William lowered his eyes and remained silent for a while. Then he said, “The city of Béziers was captured and our forces had no regard for dignity of sex or age, and almost twenty thousand people were put to the sword. When the massacre was complete, the city was sacked and burned.”
“A holy war is nevertheless a war.”
“For this reason perhaps there should not be holy wars. But what am I saying? I am here to defend the rights of Louis, who is also putting Italy to the sword. I, too, find myself caught in a game of strange alliances. Strange the alliance between Spirituals and the empire, and strange that of the empire with Marsilius, who seeks sovereignty for the people. And strange the alliance between the two of us, so different in our ideas and traditions. But we have two tasks in common: the success of the meeting and the discovery of a murderer. Let us try to proceed in peace.”
The abbot held out his arms. “Give me the kiss of peace, Brother William. With a man of your knowledge I could argue endlessly about fine points of theology and morals. We must not give way, however, to the pleasure of disputation, as the masters of Paris do. You are right: we have an important task ahead of us, and we must proceed in agreement. But I have spoken of these things because I believe there is a connection. Do you understand? A possible connection—or, rather, a connection others can make—between the crimes that have occurred here and the theses of your brothers. This is why I have warned you, and this is why we must ward off every suspicion or insinuation on the part of the Avignonese.”
“Am I not also to suppose Your Sublimity has suggested to me a line for my inquiry? Do you believe that the source of the recent events can be found in some obscure story dating back to the heretical past of one of the monks?”
The abbot was silent for a few moments, looking at William but allowing no expression to be read on his face. Then he said: “In this sad affair you are the inquisitor. It is your task to be suspicious, even to risk unjust suspicion. Here I am only the general father. And, I will add, if I knew that the past of one of my monks lent itself to wellfounded suspicion, I would myself already have taken care to uproot the unhealthy plant. What I know, you know. What I do not know should properly be brought to light by your wisdom.” He nodded to us and left the church.
“The story is becoming more complicated, dear Adso,” William said, frowning. “We pursue a manuscript, we become interested in the diatribes of some overcurious monks and in the actions of other, overlustful ones, and now, more and more insistently, an entirely different trail emerges. The cellarer, then . . . And with the cellarer that strange animal Salvatore also arrived here. . . . But now we must go and rest, because we plan to stay awake during the night.”
“Then you still mean to enter the library tonight? You are not going to abandon that first trail?”
“Not at all. Anyway, who says the two trails are separate? And finally, this business of the cellarer could merely be a suspicion of the abbot’s.”
He started toward the pilgrims’ hospice. On reaching the threshold, he stopped and spoke, as if continuing his earlier remarks.

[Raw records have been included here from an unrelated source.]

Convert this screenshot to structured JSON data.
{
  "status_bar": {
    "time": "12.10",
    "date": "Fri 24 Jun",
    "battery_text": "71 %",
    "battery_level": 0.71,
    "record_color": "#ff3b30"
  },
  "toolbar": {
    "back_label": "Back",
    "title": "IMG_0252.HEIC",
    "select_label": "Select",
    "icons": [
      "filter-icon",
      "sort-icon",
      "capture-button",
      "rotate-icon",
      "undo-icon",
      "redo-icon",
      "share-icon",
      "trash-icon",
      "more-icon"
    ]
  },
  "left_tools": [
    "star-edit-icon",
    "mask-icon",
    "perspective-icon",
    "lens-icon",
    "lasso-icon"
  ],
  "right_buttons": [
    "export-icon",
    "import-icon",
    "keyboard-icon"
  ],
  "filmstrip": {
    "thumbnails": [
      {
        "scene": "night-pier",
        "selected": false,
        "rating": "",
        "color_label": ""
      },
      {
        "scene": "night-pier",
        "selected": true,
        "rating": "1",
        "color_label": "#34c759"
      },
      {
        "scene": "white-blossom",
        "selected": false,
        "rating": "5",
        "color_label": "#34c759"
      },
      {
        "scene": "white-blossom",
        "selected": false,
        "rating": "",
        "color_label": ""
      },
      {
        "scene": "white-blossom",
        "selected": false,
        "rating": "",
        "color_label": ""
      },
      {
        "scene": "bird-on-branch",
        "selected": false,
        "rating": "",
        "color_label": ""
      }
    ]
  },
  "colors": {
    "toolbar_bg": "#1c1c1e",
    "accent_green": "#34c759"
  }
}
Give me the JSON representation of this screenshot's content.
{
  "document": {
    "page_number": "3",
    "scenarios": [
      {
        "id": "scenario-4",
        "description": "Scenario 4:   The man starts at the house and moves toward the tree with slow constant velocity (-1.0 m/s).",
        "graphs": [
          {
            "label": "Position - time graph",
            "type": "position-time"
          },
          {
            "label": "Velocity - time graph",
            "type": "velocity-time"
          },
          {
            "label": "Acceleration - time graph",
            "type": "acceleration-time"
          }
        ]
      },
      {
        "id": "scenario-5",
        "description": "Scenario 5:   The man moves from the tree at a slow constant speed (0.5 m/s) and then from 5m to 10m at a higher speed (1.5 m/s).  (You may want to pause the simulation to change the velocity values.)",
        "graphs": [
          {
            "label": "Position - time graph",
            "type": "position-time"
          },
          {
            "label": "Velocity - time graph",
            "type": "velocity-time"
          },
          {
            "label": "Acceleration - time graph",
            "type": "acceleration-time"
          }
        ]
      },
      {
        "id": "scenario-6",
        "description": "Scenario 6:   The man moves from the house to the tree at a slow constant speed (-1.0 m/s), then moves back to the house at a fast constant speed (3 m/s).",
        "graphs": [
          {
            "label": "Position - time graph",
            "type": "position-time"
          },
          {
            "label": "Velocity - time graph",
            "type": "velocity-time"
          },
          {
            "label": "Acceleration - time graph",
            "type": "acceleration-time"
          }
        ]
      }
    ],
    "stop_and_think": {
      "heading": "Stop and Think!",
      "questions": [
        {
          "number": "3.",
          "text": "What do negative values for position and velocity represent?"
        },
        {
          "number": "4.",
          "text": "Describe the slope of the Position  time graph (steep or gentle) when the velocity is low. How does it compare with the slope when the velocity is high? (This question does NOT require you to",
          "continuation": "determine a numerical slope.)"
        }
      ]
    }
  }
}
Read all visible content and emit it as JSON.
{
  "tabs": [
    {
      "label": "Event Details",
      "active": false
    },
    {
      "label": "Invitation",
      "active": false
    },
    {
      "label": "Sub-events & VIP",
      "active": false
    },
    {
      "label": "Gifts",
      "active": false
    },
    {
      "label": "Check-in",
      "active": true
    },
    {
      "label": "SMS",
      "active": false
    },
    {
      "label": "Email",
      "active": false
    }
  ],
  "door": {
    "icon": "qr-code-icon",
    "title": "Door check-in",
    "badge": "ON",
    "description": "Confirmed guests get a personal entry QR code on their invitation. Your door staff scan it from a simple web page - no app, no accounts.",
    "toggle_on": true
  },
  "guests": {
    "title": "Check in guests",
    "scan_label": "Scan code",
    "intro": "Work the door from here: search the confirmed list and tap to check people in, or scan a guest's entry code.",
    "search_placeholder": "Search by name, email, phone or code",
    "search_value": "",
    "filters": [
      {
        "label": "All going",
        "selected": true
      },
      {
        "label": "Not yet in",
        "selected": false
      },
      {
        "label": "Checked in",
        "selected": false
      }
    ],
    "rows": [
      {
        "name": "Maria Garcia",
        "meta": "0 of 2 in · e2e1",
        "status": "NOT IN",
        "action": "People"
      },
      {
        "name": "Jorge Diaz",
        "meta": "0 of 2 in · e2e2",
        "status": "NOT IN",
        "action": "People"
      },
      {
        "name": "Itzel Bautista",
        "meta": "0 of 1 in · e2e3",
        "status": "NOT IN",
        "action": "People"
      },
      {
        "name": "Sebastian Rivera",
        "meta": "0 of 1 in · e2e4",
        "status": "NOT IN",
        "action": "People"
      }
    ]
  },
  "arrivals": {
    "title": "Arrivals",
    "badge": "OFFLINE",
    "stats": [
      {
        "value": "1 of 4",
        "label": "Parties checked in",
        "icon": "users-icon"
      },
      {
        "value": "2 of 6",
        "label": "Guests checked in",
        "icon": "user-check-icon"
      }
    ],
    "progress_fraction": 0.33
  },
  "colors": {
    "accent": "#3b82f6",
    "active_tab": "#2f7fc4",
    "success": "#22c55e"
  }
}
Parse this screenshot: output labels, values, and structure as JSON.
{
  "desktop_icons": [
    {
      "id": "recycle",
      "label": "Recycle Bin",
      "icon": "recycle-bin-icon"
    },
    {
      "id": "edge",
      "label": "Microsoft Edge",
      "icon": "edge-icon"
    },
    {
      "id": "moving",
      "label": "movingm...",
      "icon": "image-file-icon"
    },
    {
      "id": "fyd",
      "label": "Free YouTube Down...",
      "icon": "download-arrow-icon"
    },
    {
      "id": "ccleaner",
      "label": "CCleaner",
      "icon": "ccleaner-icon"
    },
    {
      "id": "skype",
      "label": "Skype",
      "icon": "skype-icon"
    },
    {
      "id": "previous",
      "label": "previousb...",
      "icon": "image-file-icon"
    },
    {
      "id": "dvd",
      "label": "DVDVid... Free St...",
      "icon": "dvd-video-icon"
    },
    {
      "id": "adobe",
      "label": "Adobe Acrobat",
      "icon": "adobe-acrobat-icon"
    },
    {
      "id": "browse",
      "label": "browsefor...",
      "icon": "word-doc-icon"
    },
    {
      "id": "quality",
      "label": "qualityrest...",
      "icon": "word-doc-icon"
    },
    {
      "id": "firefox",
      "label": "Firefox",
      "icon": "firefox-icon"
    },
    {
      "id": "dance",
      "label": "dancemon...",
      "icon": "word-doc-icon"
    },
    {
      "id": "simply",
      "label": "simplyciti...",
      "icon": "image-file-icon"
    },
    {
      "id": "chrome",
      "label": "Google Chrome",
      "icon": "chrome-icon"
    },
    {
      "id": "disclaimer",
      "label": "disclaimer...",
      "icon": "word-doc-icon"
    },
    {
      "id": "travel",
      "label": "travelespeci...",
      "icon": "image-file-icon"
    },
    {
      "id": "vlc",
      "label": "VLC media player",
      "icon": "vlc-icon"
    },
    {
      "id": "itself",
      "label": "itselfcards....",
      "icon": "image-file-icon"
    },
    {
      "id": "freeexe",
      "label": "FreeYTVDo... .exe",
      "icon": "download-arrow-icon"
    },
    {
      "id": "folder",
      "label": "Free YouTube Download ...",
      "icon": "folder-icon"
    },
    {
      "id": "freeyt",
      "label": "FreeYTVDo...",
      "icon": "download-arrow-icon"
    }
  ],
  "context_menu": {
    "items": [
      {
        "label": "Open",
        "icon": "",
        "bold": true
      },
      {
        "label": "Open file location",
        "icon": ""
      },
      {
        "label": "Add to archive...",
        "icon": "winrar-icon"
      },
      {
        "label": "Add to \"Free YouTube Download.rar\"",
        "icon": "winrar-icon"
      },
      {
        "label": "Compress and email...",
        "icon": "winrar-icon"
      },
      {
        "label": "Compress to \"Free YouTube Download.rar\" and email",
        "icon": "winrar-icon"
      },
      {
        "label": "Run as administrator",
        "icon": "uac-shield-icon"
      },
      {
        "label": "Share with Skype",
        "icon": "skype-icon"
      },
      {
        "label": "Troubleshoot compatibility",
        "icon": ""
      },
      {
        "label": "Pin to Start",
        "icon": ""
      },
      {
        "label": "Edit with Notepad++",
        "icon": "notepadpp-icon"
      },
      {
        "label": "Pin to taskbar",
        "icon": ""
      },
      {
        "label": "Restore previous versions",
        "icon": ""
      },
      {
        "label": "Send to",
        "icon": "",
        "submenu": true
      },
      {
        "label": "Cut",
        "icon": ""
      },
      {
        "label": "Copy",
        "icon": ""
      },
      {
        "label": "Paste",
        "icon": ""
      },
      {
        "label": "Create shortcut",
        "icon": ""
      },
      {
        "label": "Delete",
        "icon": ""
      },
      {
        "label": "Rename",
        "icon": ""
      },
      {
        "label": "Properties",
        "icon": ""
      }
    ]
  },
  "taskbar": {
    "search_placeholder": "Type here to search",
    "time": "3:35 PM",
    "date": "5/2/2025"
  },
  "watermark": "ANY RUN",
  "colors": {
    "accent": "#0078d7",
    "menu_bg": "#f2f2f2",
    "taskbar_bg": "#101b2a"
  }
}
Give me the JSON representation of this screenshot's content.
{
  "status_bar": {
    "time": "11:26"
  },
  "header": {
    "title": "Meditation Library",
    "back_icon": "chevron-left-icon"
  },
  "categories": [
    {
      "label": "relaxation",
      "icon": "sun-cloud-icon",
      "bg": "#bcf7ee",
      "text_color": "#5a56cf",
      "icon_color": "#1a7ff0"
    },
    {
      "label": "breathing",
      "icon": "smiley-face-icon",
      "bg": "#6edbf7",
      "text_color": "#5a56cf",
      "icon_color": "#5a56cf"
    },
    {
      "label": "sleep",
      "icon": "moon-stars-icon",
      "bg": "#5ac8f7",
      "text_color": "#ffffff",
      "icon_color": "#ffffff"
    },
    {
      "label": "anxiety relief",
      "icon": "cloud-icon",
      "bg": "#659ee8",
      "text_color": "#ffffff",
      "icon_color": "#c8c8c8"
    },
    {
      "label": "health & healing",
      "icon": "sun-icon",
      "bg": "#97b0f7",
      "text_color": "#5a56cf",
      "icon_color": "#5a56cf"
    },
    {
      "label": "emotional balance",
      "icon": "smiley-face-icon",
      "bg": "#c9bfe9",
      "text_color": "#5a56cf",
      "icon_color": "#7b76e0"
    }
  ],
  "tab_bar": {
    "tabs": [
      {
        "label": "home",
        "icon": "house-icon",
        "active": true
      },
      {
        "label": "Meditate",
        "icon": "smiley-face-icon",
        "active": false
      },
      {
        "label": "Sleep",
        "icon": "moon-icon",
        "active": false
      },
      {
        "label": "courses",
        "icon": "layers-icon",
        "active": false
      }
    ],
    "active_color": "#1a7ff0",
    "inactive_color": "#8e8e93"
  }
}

“After all, the abbot asked me to investigate Adelmo’s death when he thought that something unhealthy was going on among his young monks. But now that the death of Venantius arouses other suspicions, perhaps the abbot has sensed that the key to the mystery lies in the library, and there he does not wish any investigating. So he offers me the suggestion of the cellarer, to distract my attention from the Aedificium. . . .”
“But why would he not want—”
“Don’t ask too many questions. The abbot told me at the beginning that the library was not to be touched. He must have his own good reasons. It could be that he is involved in some matter he thought unrelated to Adelmo’s death, and now he realizes the scandal is spreading and could also touch him. And he doesn’t want the truth to be discovered, or at least he doesn’t want me to be the one who discovers it. . . .”
“Then we are living in a place abandoned by God,” I said, disheartened.
“Have you found any places where God would have felt at home?” William asked me, looking down from his great height.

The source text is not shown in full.